The majority of patients starting to receive antiretroviral therapy will be recruited from settings where opportunistic infections are already apparent: tuberculosis treatment services, acute medical care in outpatient departments and hospital wards, and home-based care programmes. Increasingly, patients will be identified as HIV-positive in other settings where testing is offered, such as free-standing voluntary counselling and testing centres, maternal and child health clinics where prevention of mother-to-child transmission programmes are in place, and clinics dealing with sexually transmitted infections. Patients identified at these entry points, even though asymptomatic and not eligible immediately for antiretroviral therapy, need to be inducted into a continuing review process. This will enable their opportunistic infections to be correctly diagnosed and treated. It will also ensure that they are prepared psychologically and socially for the time when they will receive treatment and that it is initiated at the right time. This continuing care might be provided in dedicated HIV clinics, in clinics specializing in tuberculosis or sexually transmitted infections, in general medical clinics, or in home care programmes. Making this continuum of services available to every community will be a tremendous challenge, and one for which all countries will need considerable assistance.

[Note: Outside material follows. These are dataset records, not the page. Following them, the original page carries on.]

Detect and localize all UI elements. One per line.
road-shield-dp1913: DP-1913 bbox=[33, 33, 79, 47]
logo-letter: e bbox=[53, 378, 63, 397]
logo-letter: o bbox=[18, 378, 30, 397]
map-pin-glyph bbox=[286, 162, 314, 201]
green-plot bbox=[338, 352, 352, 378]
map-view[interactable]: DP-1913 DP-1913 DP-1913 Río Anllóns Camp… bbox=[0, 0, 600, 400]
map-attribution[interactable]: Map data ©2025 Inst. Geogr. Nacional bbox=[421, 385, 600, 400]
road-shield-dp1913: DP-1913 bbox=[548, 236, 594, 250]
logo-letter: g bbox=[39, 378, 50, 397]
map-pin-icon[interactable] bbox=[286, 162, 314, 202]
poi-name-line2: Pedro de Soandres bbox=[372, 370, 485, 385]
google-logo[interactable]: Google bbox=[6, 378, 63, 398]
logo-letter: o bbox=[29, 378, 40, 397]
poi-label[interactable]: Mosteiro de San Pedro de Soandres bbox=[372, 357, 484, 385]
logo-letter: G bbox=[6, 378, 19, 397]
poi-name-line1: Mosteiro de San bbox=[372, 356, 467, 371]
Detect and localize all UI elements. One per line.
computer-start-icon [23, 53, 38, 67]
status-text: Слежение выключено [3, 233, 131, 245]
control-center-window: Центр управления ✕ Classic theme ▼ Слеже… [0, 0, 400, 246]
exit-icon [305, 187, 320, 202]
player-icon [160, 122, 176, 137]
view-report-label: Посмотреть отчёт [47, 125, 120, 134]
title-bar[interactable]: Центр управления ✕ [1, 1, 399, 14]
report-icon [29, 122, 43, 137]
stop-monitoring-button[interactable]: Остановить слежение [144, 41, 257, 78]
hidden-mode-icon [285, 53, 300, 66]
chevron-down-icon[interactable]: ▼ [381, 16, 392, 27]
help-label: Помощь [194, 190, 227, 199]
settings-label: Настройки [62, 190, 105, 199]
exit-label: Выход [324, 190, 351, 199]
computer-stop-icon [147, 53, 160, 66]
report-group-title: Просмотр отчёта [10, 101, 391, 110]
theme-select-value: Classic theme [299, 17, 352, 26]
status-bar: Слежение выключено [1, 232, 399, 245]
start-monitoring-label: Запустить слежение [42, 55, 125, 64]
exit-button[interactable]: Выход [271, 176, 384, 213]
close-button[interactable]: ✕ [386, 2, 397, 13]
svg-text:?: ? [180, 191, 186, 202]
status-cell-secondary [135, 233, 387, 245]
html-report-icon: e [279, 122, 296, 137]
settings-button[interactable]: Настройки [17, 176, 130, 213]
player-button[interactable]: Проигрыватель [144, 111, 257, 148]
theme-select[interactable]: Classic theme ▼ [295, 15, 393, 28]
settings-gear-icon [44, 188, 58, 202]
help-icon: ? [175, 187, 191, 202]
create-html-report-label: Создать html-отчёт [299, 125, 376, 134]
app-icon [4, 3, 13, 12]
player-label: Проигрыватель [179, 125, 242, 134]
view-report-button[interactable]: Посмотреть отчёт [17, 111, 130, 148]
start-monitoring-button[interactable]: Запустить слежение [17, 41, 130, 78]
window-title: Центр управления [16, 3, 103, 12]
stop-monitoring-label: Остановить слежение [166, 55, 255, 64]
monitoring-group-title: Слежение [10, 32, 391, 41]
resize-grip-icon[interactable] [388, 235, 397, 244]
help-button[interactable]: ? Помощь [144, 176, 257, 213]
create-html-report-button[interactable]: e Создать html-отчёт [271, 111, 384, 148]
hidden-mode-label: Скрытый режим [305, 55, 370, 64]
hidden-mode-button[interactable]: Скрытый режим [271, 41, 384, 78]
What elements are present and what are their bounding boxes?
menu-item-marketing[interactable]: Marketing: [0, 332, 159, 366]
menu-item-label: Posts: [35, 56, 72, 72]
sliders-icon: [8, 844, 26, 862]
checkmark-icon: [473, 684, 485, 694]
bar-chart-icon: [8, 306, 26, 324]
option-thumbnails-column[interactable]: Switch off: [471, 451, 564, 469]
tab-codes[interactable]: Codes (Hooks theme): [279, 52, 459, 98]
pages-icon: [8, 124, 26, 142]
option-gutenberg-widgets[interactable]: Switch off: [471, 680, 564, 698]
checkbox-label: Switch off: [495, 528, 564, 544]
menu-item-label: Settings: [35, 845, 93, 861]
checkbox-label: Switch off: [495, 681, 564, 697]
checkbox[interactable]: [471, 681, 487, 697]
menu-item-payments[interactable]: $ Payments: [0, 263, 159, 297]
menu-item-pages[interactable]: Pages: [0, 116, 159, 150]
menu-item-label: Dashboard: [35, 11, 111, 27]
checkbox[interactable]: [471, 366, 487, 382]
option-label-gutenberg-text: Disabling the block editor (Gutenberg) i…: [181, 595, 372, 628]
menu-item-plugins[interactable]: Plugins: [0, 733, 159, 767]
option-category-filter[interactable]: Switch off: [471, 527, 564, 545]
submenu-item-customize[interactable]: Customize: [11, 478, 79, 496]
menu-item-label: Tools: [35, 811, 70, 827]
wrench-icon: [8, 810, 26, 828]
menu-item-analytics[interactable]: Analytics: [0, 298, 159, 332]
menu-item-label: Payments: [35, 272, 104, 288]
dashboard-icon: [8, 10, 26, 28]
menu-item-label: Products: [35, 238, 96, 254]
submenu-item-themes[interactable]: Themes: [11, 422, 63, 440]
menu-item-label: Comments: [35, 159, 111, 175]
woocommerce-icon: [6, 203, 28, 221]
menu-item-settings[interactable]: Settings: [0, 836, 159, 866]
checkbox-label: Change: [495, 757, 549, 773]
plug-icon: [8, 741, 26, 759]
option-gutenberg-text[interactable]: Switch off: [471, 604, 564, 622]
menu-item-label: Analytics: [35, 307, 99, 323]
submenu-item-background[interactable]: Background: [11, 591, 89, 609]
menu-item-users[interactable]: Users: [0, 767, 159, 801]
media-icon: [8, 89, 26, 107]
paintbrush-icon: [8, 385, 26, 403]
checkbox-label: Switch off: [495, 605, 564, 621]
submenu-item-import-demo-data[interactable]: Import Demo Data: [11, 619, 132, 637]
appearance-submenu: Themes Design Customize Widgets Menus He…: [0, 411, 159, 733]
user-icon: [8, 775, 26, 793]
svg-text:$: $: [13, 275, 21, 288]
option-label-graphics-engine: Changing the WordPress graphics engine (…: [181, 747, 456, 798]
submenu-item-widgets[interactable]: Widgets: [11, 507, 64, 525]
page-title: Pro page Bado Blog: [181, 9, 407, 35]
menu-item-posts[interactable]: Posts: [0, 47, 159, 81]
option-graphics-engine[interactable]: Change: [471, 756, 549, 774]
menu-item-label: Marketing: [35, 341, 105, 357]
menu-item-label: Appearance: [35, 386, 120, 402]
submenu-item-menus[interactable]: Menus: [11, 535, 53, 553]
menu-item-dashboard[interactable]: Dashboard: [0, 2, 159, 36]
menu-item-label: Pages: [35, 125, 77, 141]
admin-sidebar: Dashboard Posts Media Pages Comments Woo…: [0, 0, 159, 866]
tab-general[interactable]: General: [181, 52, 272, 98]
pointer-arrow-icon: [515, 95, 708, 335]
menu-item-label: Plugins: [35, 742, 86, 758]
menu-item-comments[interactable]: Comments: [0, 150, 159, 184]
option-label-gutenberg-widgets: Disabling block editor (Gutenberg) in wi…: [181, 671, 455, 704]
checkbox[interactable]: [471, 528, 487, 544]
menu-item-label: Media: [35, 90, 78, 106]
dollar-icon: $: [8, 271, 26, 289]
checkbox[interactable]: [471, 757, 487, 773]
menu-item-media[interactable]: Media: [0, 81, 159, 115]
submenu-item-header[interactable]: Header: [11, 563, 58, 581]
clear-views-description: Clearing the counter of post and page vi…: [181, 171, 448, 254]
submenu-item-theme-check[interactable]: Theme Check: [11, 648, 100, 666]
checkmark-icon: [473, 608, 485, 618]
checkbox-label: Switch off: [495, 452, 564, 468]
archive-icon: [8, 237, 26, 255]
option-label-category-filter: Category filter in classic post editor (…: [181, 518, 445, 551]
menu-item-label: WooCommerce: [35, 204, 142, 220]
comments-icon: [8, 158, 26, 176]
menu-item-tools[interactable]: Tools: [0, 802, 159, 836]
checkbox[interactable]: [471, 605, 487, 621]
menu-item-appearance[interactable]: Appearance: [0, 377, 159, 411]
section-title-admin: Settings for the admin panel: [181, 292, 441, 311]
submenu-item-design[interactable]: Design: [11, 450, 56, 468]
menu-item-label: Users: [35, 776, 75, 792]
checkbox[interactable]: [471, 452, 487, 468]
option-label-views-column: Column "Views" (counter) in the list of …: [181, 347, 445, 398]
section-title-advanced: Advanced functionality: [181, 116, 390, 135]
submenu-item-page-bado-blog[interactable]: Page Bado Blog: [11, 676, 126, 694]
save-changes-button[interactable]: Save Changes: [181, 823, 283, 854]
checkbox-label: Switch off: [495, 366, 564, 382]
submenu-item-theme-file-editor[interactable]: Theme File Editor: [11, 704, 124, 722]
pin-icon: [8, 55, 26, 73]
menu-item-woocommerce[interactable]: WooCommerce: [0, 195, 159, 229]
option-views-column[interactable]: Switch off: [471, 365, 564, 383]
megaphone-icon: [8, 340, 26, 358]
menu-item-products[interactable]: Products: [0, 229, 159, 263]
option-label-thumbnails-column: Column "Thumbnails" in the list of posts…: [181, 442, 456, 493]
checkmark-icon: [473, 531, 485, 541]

There are also geographical and institutional dimensions to the challenge of scaling up provision of antiretroviral therapy. Previously, the locations in which treatment has been provided have been predominantly urban and the facilities have been mostly hospitals. This was natural during the pilot phase, which demonstrated the feasibility of the therapy in resource-poor settings, and it remains rational to expand the service delivery network by working downwards through the hierarchy of facilities from the better-endowed to the more basic. Population coverage on the scale envisaged, however, requires a dramatic expansion in the number of service delivery points, and that inevitably means expanding into the geographical periphery of each country and district and into lower-tier facilities which lack the staff and resources of the pilot sites. This dissemination of service delivery points is also important for geographical equity of access to services. Fortunately, some pilot sites have developed services on a district-wide basis and demonstrated the feasibility of delegating tasks to mid-level health workers in primary care facilities (9). The antiretroviral therapy treatment guidelines developed by WHO assume a pattern of services at district level whereby there is a central facility (hospital or major health centre) connected to a network of ambulatory care facilities by cross-referral of patients and specimens, and supportive supervision of the less skilled staff customarily found at lower-tier facilities (10).
Dissemination of service provision into primary care facilities may increase the distance to laboratories and skilled diagnosticians, but it reduces the distance (geographical and social) to the communities from which the patients come, which are themselves a crucial resource for care and treatment. Since a high level of adherence to treatment is a condition for viral load suppression, the proximity of drug re-supply and the support of community members in adherence and other tasks (as discussed in Chapter 3) are important for programme success.